The other, less common programs are Doubt as to Liability and Effective Tax Administration. If you are applying for one of these programs, you are asking the IRS to ignore your financial conditions. Instead, you want them to consider extraordinary circumstances to rule in favor of settling your debt. In these cases, the IRS considers reasons why you may not owe the debt or why else your debt should be settled, such as for health reasons.
Understanding an OIC full financial disclosure
When you submit an Offer in Compromise, you are required to submit to full financial disclosure. This means you have the tell the IRS EVERYTHING about your financial situation. The IRS reviews your income, expenditures, your assets and any equity you have to determine how much they can realistically expect to get. The IRS follows strict standards when considering which expenses are allowed. This is why it is very important to weigh all your options before deciding to attempt an OFFER IN COMPROMISE.
Before submitting an IRS Offer in Compromise, be sure that you can afford to pay the reduced amount. With an OFFER IN COMPROMISE, you have two options for repayment – lump sum and periodic payment. The IRS expects you to be able to pay off a lump sum Offer in Compromise within five months of approval and a Period Payment plan is divided into 24 equal monthly payments beginning when you file the OIC application.
Maintaining these OFFER IN COMPROMISE payments is paramount to the success of the OIC. Defaulting on an agreement will invalidate the entire OIC, meaning you would again be responsible for the original tax debt amount plus penalties and interest.

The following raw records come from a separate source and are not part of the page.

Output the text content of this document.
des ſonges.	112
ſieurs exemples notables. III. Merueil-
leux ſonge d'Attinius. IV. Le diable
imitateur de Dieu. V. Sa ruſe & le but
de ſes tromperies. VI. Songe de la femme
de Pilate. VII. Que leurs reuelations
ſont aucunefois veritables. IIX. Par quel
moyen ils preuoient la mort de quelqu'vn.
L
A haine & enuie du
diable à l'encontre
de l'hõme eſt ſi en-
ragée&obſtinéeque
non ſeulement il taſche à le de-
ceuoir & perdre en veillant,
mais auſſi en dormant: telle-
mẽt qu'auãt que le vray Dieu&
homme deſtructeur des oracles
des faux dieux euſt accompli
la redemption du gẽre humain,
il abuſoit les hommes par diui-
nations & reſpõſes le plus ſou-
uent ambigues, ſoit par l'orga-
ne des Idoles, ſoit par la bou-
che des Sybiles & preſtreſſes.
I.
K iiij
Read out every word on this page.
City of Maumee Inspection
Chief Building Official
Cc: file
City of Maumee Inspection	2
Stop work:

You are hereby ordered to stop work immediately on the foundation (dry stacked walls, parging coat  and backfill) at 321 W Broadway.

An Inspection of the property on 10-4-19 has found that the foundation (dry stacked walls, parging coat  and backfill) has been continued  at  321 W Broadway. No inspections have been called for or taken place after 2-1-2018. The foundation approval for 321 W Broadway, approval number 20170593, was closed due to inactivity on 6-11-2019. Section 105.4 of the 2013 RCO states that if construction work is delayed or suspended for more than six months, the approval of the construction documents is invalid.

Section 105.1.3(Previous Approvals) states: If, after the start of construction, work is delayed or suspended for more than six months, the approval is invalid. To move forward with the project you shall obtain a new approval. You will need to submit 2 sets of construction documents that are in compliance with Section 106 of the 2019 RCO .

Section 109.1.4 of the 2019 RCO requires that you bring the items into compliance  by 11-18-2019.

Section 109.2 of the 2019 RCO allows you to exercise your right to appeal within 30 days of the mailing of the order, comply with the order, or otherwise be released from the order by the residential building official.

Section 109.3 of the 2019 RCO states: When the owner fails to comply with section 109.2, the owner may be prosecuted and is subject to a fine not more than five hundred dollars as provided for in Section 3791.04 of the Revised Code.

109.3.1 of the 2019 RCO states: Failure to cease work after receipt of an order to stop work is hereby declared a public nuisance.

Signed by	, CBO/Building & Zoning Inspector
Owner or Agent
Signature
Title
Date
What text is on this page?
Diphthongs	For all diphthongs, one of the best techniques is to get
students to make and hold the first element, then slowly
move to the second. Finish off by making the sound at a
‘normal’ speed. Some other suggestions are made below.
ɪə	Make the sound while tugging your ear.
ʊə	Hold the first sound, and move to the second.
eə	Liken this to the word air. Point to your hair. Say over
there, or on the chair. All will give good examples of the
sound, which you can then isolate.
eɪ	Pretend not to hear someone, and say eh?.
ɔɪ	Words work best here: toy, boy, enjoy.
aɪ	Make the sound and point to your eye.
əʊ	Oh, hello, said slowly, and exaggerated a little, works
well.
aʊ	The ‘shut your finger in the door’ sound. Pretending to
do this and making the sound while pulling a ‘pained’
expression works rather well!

Moreover, it makes it more difficult to qualify for a tax debt payment plan again, as the IRS will need a satisfactory explanation for the default. It is very important to be completely aware of what you are doing when submitting an Offer in Compromise.
Submitting an Offer in Compromise
Submitting an Offer in Compromise requires the completion of extensive paperwork, including full financial disclosure, which for many can be both tedious and time-consuming. Consulting a tax professional is advisable when you are contemplating an Offer in Compromise. A licensed tax professional will be able to advise you on the likelihood of your offer being accepted as well as negotiate the terms and conditions of the agreement, based upon your particular situation. Remember, the IRS will reduce the tax debt only if they find that the reduced amount is the maximum that they can hope to get unless you have extraordinary circumstances. Of course, having a tax lawyer to negotiate with the IRS is a big advantage.
Professional help for tax debt reduction will assist you in exploring all available options to get the most reduction in tax debt. As tax debt reduction requires negotiation with the IRS, knowledge of tax law and the tax code relevant to the case becomes crucial. For tax debt reduction, especially of a large tax debt amount, it is wise to use expert help to reach a smooth and beneficial resolution.
What happens if the IRS rejects your OIC?
If the IRS rejects your OFFER IN COMPROMISE, they now know everything about your financial situation; namely, where your income comes from, where your bank accounts are, and what you own. If the IRS rejects your OIC and decides to levy you, they know exactly where to go. A carefully, and professionally curated Offer in Compromise will give you the very best chance at settling for pennies of the dollar!